Les fusions, acquisitions reprennent à un rythme soutenu pendant les deux dernières décennies du XXème siècle. Elles touchent la majorité des pays développés et présentent des caractéristiques analogues d’un pays à l’autre : recentrage sur les activités principales. En jouant sur les synergies et les complémentarités, en investissant dans la haute technologie, ce recentrage va réduire le nombre des conglomérats industriels dans les années 1980, mais fortement augmenter les oligopoles industriels mondiaux dans les années 1990, par le jeu des fusions, acquisitions transnationales et des alliances stratégiques.

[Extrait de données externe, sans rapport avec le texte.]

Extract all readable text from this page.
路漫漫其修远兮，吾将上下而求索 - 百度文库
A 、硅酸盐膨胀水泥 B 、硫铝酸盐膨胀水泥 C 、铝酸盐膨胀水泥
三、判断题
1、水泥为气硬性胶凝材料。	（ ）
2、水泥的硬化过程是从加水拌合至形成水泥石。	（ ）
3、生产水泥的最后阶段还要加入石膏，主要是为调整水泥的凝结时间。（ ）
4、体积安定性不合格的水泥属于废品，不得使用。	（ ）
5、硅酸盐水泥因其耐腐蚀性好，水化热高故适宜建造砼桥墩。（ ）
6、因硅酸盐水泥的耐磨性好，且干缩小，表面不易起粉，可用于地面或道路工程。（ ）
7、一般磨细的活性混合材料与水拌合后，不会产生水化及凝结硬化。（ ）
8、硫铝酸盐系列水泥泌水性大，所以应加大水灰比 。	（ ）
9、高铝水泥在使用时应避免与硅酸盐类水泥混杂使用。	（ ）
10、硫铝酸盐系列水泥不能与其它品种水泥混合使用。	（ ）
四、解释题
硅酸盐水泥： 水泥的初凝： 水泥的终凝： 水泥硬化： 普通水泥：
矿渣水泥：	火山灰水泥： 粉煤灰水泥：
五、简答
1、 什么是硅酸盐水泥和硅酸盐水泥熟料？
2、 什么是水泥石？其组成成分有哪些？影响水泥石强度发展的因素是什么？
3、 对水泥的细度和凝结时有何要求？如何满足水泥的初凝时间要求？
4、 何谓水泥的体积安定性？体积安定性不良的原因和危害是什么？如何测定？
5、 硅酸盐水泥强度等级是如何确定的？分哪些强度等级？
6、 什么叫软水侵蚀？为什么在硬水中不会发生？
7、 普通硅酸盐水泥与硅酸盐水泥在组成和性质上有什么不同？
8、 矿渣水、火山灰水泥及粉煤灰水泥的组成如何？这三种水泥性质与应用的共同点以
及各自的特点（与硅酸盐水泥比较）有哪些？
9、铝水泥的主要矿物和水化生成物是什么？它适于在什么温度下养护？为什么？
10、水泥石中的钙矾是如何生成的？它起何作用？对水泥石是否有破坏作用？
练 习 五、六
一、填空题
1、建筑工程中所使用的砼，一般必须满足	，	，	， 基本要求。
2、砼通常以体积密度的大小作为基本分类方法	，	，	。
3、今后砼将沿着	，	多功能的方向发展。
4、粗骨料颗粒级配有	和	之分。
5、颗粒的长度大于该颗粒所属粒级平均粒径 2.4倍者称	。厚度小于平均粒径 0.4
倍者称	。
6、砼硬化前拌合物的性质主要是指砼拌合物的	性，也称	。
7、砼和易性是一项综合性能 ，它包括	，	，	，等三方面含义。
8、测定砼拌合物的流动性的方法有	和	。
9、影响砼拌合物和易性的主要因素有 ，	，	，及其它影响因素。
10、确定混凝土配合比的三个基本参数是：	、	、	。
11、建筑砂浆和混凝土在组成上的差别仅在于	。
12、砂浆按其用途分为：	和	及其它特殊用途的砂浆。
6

La vague de fusions, acquisitions transnationales de la dernière décennie du XXème siècle présente plusieurs caractéristiques spécifiques. La plus évidente tient certainement à l’envergure et au rythme des fusions, acquisitions transnationales. La valeur de ces opérations dans le monde a plus que quintuplé entre 1990 et 1999, passant de 153 milliards de USD en 1990 à 792 milliards de USD en 1999. La plus grande partie de cette augmentation en valeur est maintenant imputable aux fusions, acquisitions transnationales de grande envergure : les méga-fusions. Elles représentent 67% de la valeur de toutes les fusions, acquisitions transnationales dans le monde en 1999 (OCDE, 2001, p.18). Bien que dans des proportions moins spectaculaires, on constate la même tendance dans le nombre de fusions, acquisitions transnationales ; celui-ci a été multiplié par 3 au cours de la période passant de 2572 en 1990 à 7242 en 1999 (OCDE, 2001, p.17). Si de nombreuses fusions, acquisitions transnationales continuent d’être conclues dans les secteurs manufacturiers, près de 60% d’entre-elles conclues en 1999 concernaient le secteur des services, dont les télécommunications, les services financiers et les services aux entreprises. Elles sont principalement réalisées par des firmes d’un petit nombre de pays de l’OCDE : les États-Unis, l’Angleterre, l’Allemagne, la France et les Pays-Bas dont les firmes sont responsables de 62% des fusions, acquisitions transnationales au cours des années 1990. Toutefois, la vague actuelle des fusions, acquisitions transnationales s’étend à des firmes d’autres pays de l’OCDE, comme le Japon et la Corée du Sud. En outre, elles impliquent de plus en plus des firmes de pays ne faisant pas partie de l’OCDE comme la Chine, l’Argentine et le Brésil (OCDE, 2001, p.10-11). Enfin, la proportion de fusions, acquisitions transnationales horizontales réunissant des firmes concurrentes a augmenté fortement, atteignant 70% de la valeur des fusions, acquisitions transnationales en 1999. Elles sont à l’origine de la formation d’oligopoles mondiaux dans chaque industrie.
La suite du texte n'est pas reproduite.